Abramo è emblema della fede e in questa sua vicenda di lotta e di concomitante sostegno del Signore ci ragguaglia che la fede consegue vantaggi e possibilità nella sua stessa professione: se si persevera fino in fondo nell'abbandono umile e incondizionato a Dio il suo stesso esercizio ci rincuorerà e ci darà sollievo, rinnovando in noi la costanza nella lotta. Ovviamente però questa fede gli deriva dalla radicale consapevolezza di dover fare di Dio l'unico riferimento della sua vita e di doversi affidare esclusivamente a lui in ogni ambito e in ogni circostanza. Insomma, Abramo vive la sua fede perché si è precedentemente convinto di Dio. Si è convertito.

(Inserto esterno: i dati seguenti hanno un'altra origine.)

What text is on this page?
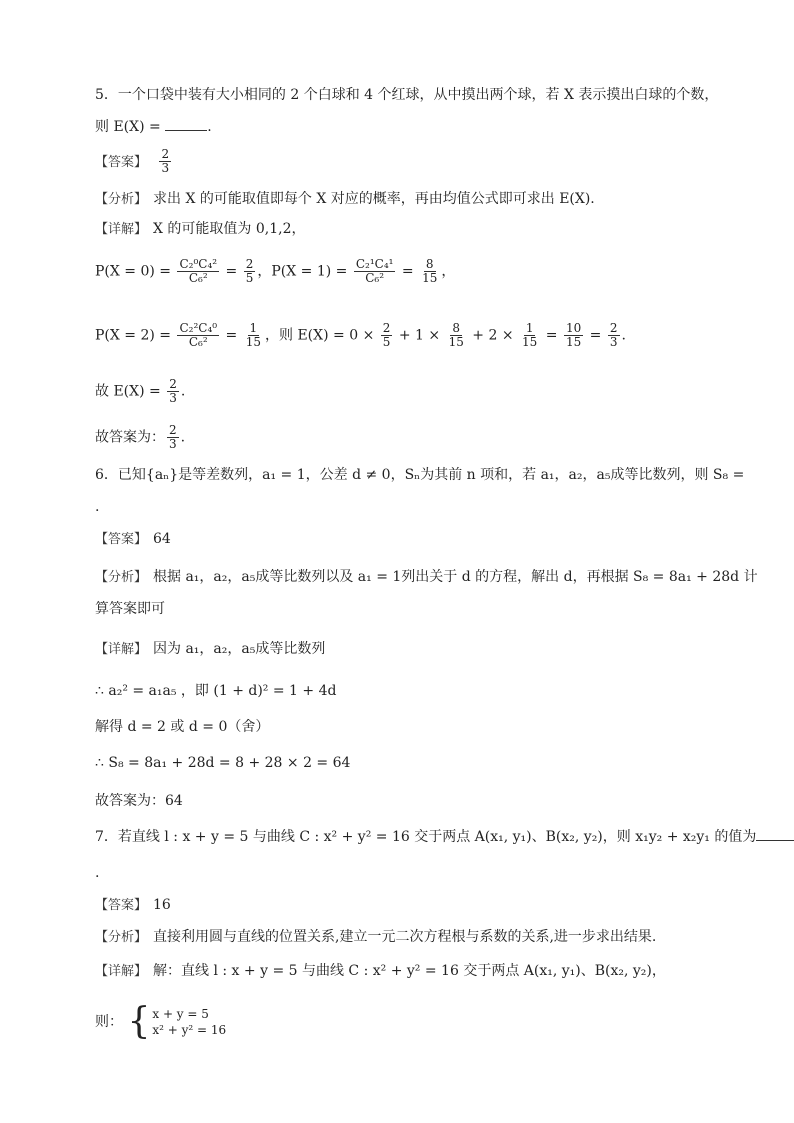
5．一个口袋中装有大小相同的 2 个白球和 4 个红球，从中摸出两个球，若 X 表示摸出白球的个数，
则 E(X) =	.
【答案】 $\frac{2}{3}$
【分析】 求出 X 的可能取值即每个 X 对应的概率，再由均值公式即可求出 E(X).
【详解】 X 的可能取值为 0,1,2，
$P(X = 0) = \frac{\text{C₂⁰C₄²}}{\text{C₆²}} = \frac{2}{5}$ ，$P(X = 1) = \frac{\text{C₂¹C₄¹}}{\text{C₆²}} = \frac{8}{15}$ ，
$P(X = 2) = \frac{\text{C₂²C₄⁰}}{\text{C₆²}} = \frac{1}{15}$ ，则 $E(X) = 0 \times \frac{2}{5} + 1 \times \frac{8}{15} + 2 \times \frac{1}{15} = \frac{10}{15} = \frac{2}{3}$ .
故 $E(X) = \frac{2}{3}$ .
故答案为： $\frac{2}{3}$ .
6．已知{aₙ}是等差数列，a₁ = 1，公差 d ≠ 0，Sₙ为其前 n 项和，若 a₁，a₂，a₅成等比数列，则 S₈ =
.
【答案】 64
【分析】 根据 a₁，a₂，a₅成等比数列以及 a₁ = 1列出关于 d 的方程，解出 d，再根据 S₈ = 8a₁ + 28d 计
算答案即可
【详解】 因为 a₁，a₂，a₅成等比数列
∴ a₂² = a₁a₅ ，即 (1 + d)² = 1 + 4d
解得 d = 2 或 d = 0（舍）
∴ S₈ = 8a₁ + 28d = 8 + 28 × 2 = 64
故答案为：64
7．若直线 l : x + y = 5 与曲线 C : x² + y² = 16 交于两点 A(x₁, y₁)、B(x₂, y₂)，则 x₁y₂ + x₂y₁ 的值为
.
【答案】 16
【分析】 直接利用圆与直线的位置关系,建立一元二次方程根与系数的关系,进一步求出结果.
【详解】 解：直线 l : x + y = 5 与曲线 C : x² + y² = 16 交于两点 A(x₁, y₁)、B(x₂, y₂)，
则： { x + y = 5
x² + y² = 16
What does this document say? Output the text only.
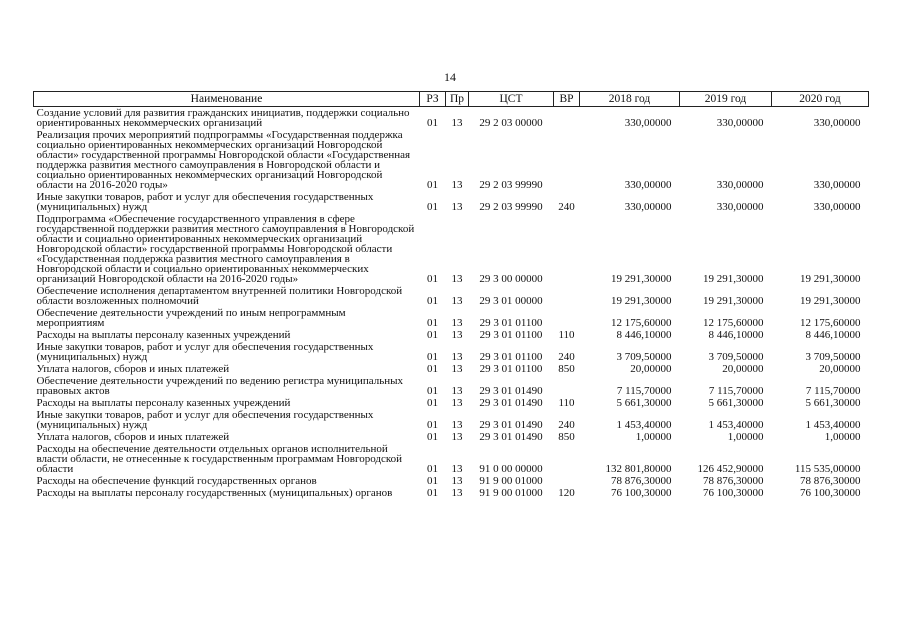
14
Наименование	РЗ	Пр	ЦСТ	ВР	2018 год	2019 год	2020 год
Создание условий для развития гражданских инициатив, поддержки социально ориентированных некоммерческих организаций	01	13	29 2 03 00000		330,00000	330,00000	330,00000
Реализация прочих мероприятий подпрограммы «Государственная поддержка социально ориентированных некоммерческих организаций Новгородской области» государственной программы Новгородской области «Государственная поддержка развития местного самоуправления в Новгородской области и социально ориентированных некоммерческих организаций Новгородской области на 2016-2020 годы»	01	13	29 2 03 99990		330,00000	330,00000	330,00000
Иные закупки товаров, работ и услуг для обеспечения государственных (муниципальных) нужд	01	13	29 2 03 99990	240	330,00000	330,00000	330,00000
Подпрограмма «Обеспечение государственного управления в сфере государственной поддержки развития местного самоуправления в Новгородской области и социально ориентированных некоммерческих организаций Новгородской области» государственной программы Новгородской области «Государственная поддержка развития местного самоуправления в Новгородской области и социально ориентированных некоммерческих организаций Новгородской области на 2016-2020 годы»	01	13	29 3 00 00000		19 291,30000	19 291,30000	19 291,30000
Обеспечение исполнения департаментом внутренней политики Новгородской области возложенных полномочий	01	13	29 3 01 00000		19 291,30000	19 291,30000	19 291,30000
Обеспечение деятельности учреждений по иным непрограммным мероприятиям	01	13	29 3 01 01100		12 175,60000	12 175,60000	12 175,60000
Расходы на выплаты персоналу казенных учреждений	01	13	29 3 01 01100	110	8 446,10000	8 446,10000	8 446,10000
Иные закупки товаров, работ и услуг для обеспечения государственных (муниципальных) нужд	01	13	29 3 01 01100	240	3 709,50000	3 709,50000	3 709,50000
Уплата налогов, сборов и иных платежей	01	13	29 3 01 01100	850	20,00000	20,00000	20,00000
Обеспечение деятельности учреждений по ведению регистра муниципальных правовых актов	01	13	29 3 01 01490		7 115,70000	7 115,70000	7 115,70000
Расходы на выплаты персоналу казенных учреждений	01	13	29 3 01 01490	110	5 661,30000	5 661,30000	5 661,30000
Иные закупки товаров, работ и услуг для обеспечения государственных (муниципальных) нужд	01	13	29 3 01 01490	240	1 453,40000	1 453,40000	1 453,40000
Уплата налогов, сборов и иных платежей	01	13	29 3 01 01490	850	1,00000	1,00000	1,00000
Расходы на обеспечение деятельности отдельных органов исполнительной власти области, не отнесенные к государственным программам Новгородской области	01	13	91 0 00 00000		132 801,80000	126 452,90000	115 535,00000
Расходы на обеспечение функций государственных органов	01	13	91 9 00 01000		78 876,30000	78 876,30000	78 876,30000
Расходы на выплаты персоналу государственных (муниципальных) органов	01	13	91 9 00 01000	120	76 100,30000	76 100,30000	76 100,30000
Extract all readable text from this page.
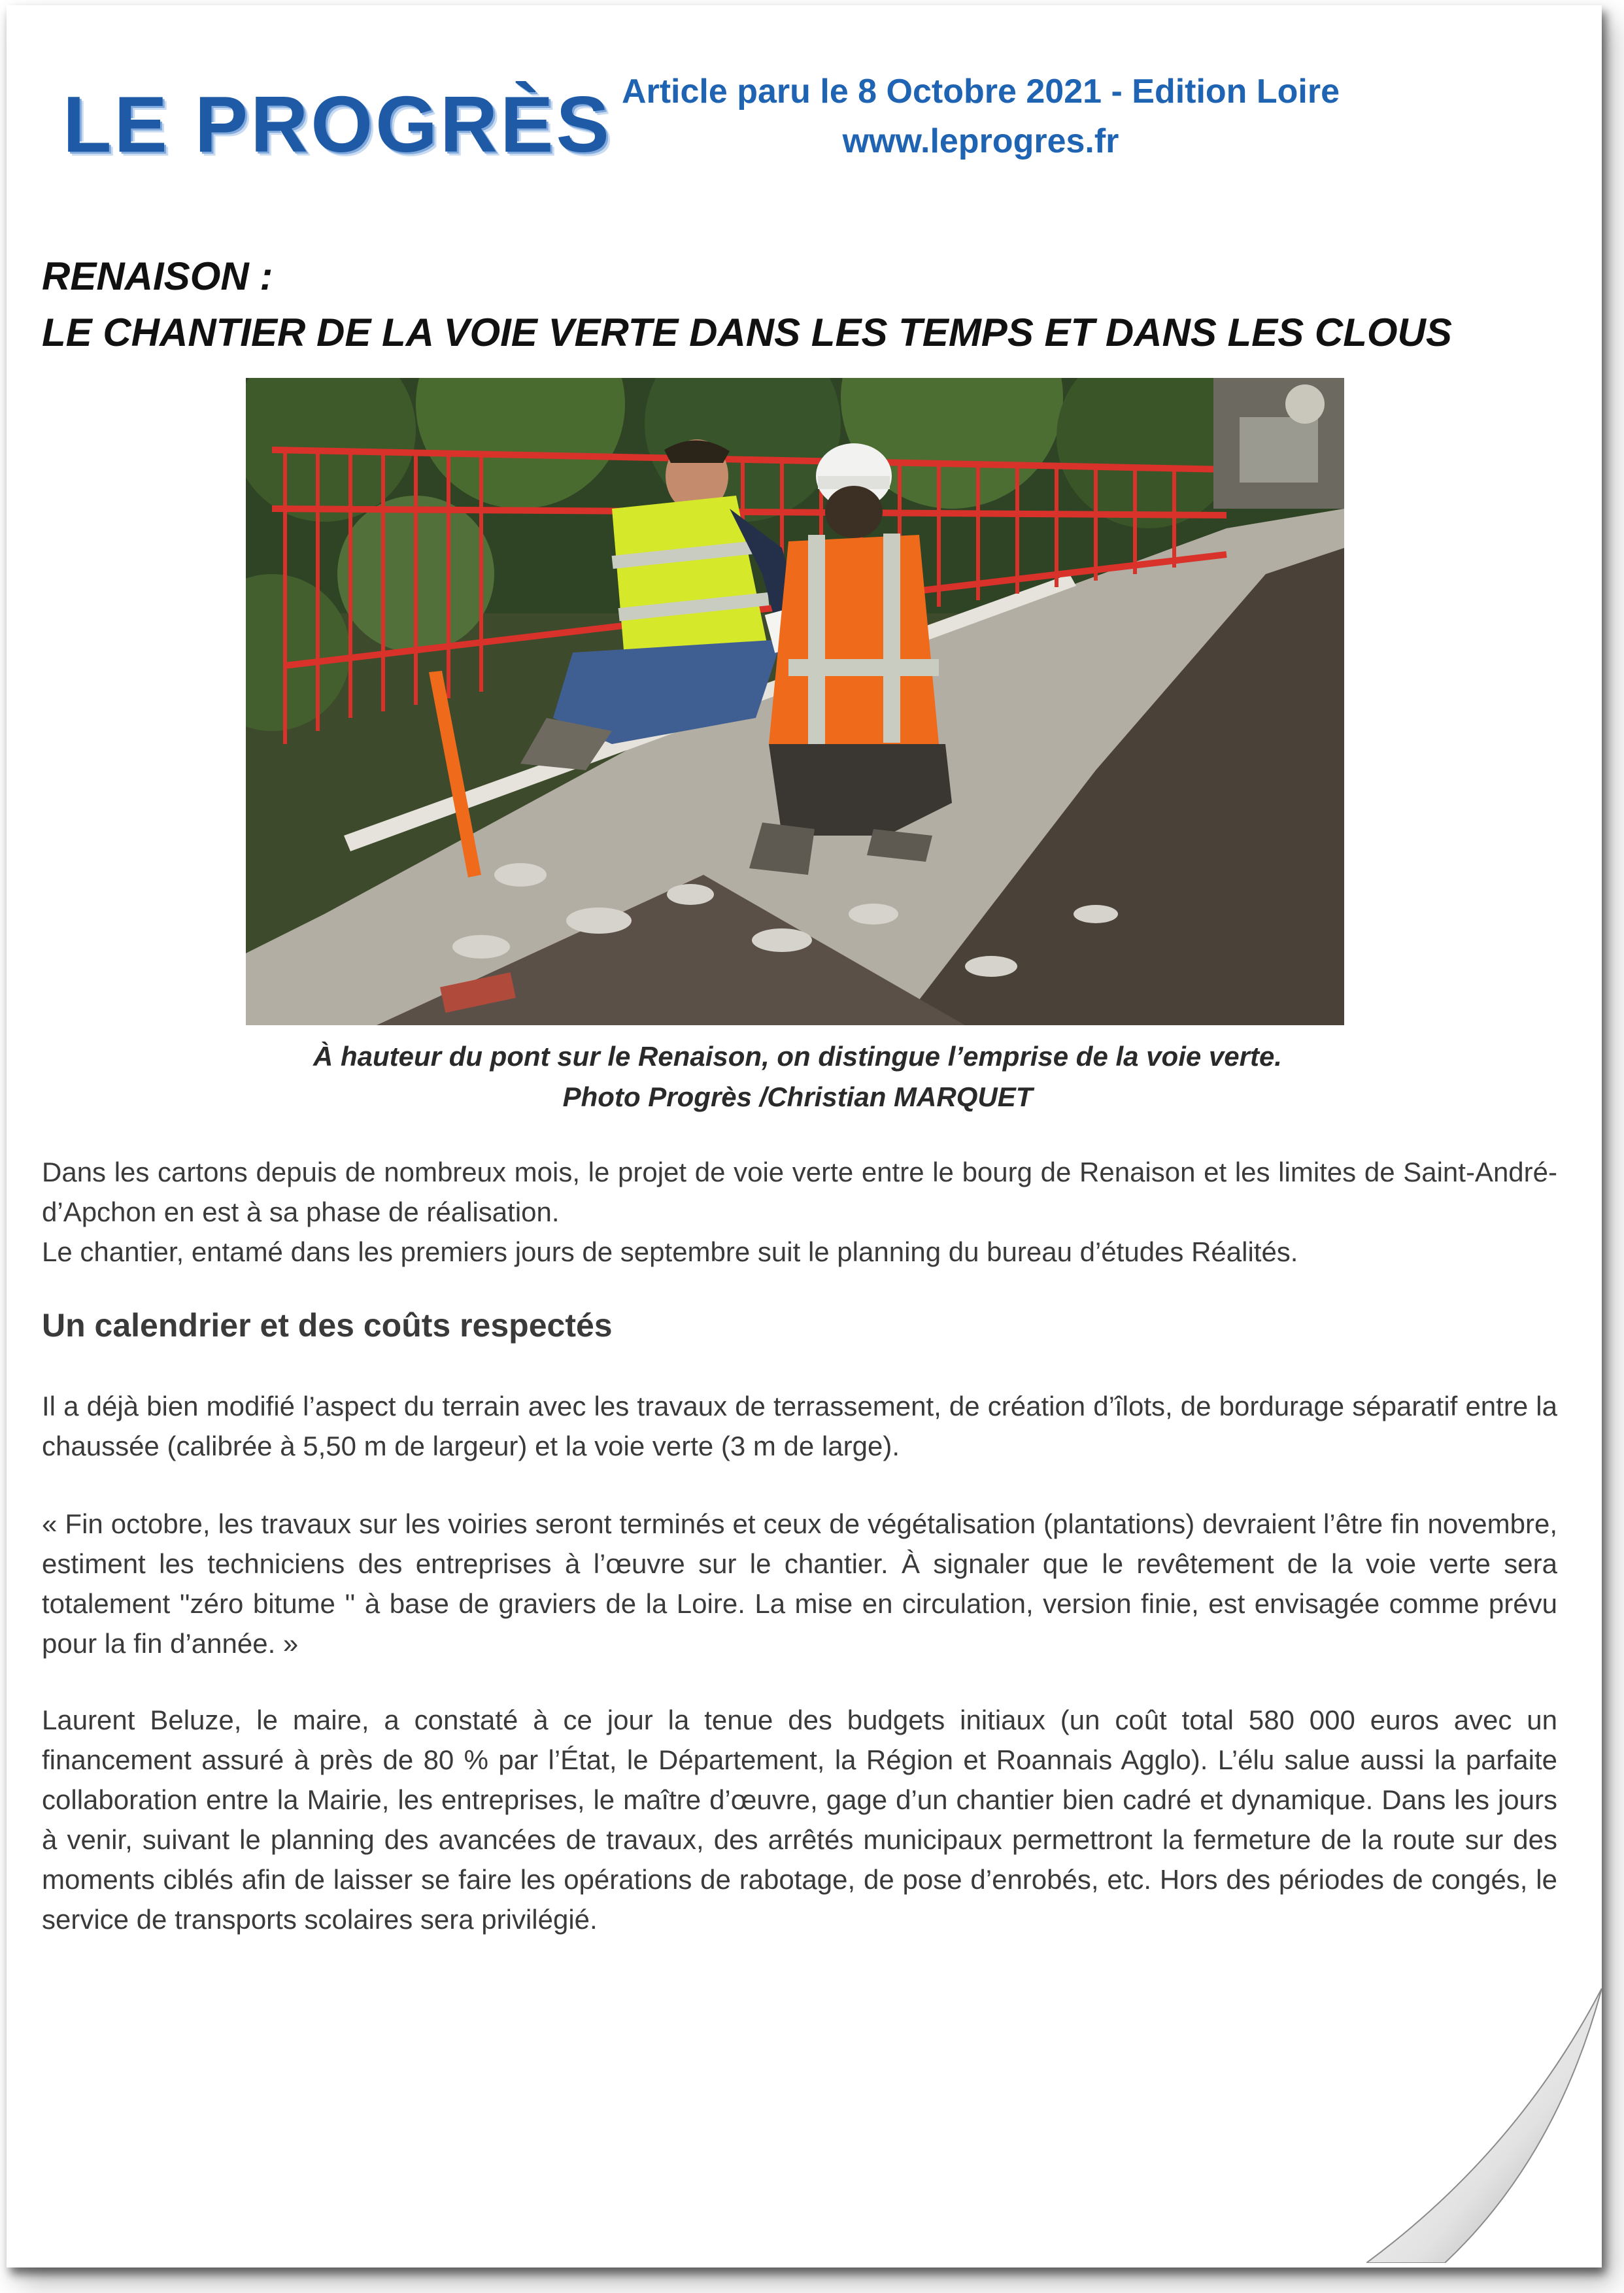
LE PROGRÈS Article paru le 8 Octobre 2021 - Edition Loire
www.leprogres.fr
RENAISON :
LE CHANTIER DE LA VOIE VERTE DANS LES TEMPS ET DANS LES CLOUS
À hauteur du pont sur le Renaison, on distingue l’emprise de la voie verte.
Photo Progrès /Christian MARQUET

Dans les cartons depuis de nombreux mois, le projet de voie verte entre le bourg de Renaison et les limites de Saint-André-d’Apchon en est à sa phase de réalisation.

Le chantier, entamé dans les premiers jours de septembre suit le planning du bureau d’études Réalités.

Un calendrier et des coûts respectés

Il a déjà bien modifié l’aspect du terrain avec les travaux de terrassement, de création d’îlots, de bordurage séparatif entre la chaussée (calibrée à 5,50 m de largeur) et la voie verte (3 m de large).

« Fin octobre, les travaux sur les voiries seront terminés et ceux de végétalisation (plantations) devraient l’être fin novembre, estiment les techniciens des entreprises à l’œuvre sur le chantier. À signaler que le revêtement de la voie verte sera totalement ''zéro bitume '' à base de graviers de la Loire. La mise en circulation, version finie, est envisagée comme prévu pour la fin d’année. »

Laurent Beluze, le maire, a constaté à ce jour la tenue des budgets initiaux (un coût total 580 000 euros avec un financement assuré à près de 80 % par l’État, le Département, la Région et Roannais Agglo). L’élu salue aussi la parfaite collaboration entre la Mairie, les entreprises, le maître d’œuvre, gage d’un chantier bien cadré et dynamique. Dans les jours à venir, suivant le planning des avancées de travaux, des arrêtés municipaux permettront la fermeture de la route sur des moments ciblés afin de laisser se faire les opérations de rabotage, de pose d’enrobés, etc. Hors des périodes de congés, le service de transports scolaires sera privilégié.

Nella quaresima ritroviamo tutti gli elementi per vivere in prima persona la dimensione di Abramo, di essere stato prediletto da Dio e di vivere i rapporti con Lui come suo alleato.

La quaresima, quando vissuta nella debita radicalità e con impegno, comporta certo molteplici rinunce e conosce frustrazioni, fallimenti e difficoltà, come vuole la legge di qualsiasi obiettivo raggiunto; la vita stessa comporta il gravame delle altrui ingiustizie, dei soprusi e delle vili meschinità a cui siamo costretti nella dimensione di convivenza quotidiana, ma perseverare nei buoni propositi e prefiggerci continuamente gli obiettivi non mancherà di conseguire risultati proporzionati alle sfide e alle lotte sostenute.

Giacomo dirà poi: "Considerate perfetta letizia, miei fratelli, quando subite ogni sorta di prove, sapendo che la prova della vostra fede produce la pazienza. E la pazienza completi l'opera sua in voi, perché siate perfetti e integri, senza mancare di nulla." E aggiunge più avanti: "Chi fissa lo sguardo sulla legge perfetta, la legge della libertà, e le resta fedele, non come un ascoltatore smemorato ma come uno che la mette in pratica, questi troverà la sua felicità nel praticarla."(Gc 1, 5 ess).

Anche la visione di cui Pietro, Giacomo e Giovanni sono spettatori (non casualmente) ci offre un preludio della gloria che consegue alla croce quaresimale e possiamo riscontrare già adesso i vantaggi che questo tempo propizio di rinuncia ci guadagnerà in futuro e al momento presente. I tre apostoli, in primis Simon Pietro che è stato appena eletto a guida e tutela del gregge di Cristo, sanno benissimo che il loro Maestro è indirizzato a Gerusalemme, dove il supplizio e l'impero delle tenebre lo attendono al varco, ma adesso riscontrano che questi patimenti che dovrà subire sono necessari affinché si riveli in lui la gloria manifesta del Padre, la stessa gloria di cui hanno ora un saggio davanti ai loro occhi. Essi sono straniti non già per lo spavento, ma per la gioia di vedere il loro Signore esaltato e imperante, rivestito dalle fulgide vesti della regalità e del potere invitto, insomma vedono in lui il Dio eterno e glorioso. Tale si mostrerà nelle apparizioni da risorto, tale lo vedono ora in anticipo, mentre compare loro accanto a Mosè (la Legge) ed Elia ( i profeti). La gioia li induce a non provvedere neppure a se stessi, visto che Pietro propone tre tende "una per te, una per Mosè e una per Elia". Lo stesso Pietro poi recherà questa visione come banco di prova dell'attendibilità assoluta delle sue testimonianze missionarie (2Pt 1, 16 - 21), ma quello che qui emerge è la verità della vittoria che emerge non solo come conseguenza della sopportazione, ma come dato contenuto in essa; il trionfo della gloria che si rende manifesto anticipatamente in questo singolarissimo episodio.

Vivere la croce è già sperimentare la risurrezione. Questo ci esorta e ci sprona a progredire sempre protesi in avanti, consapevoli che ogni negatività racchiude in se stessa il seme del positivo e ogni sconfitta racchiude il germe della vittoria. Ogni quaresima racchiude in se la caparra gloriosa della Risurrezione.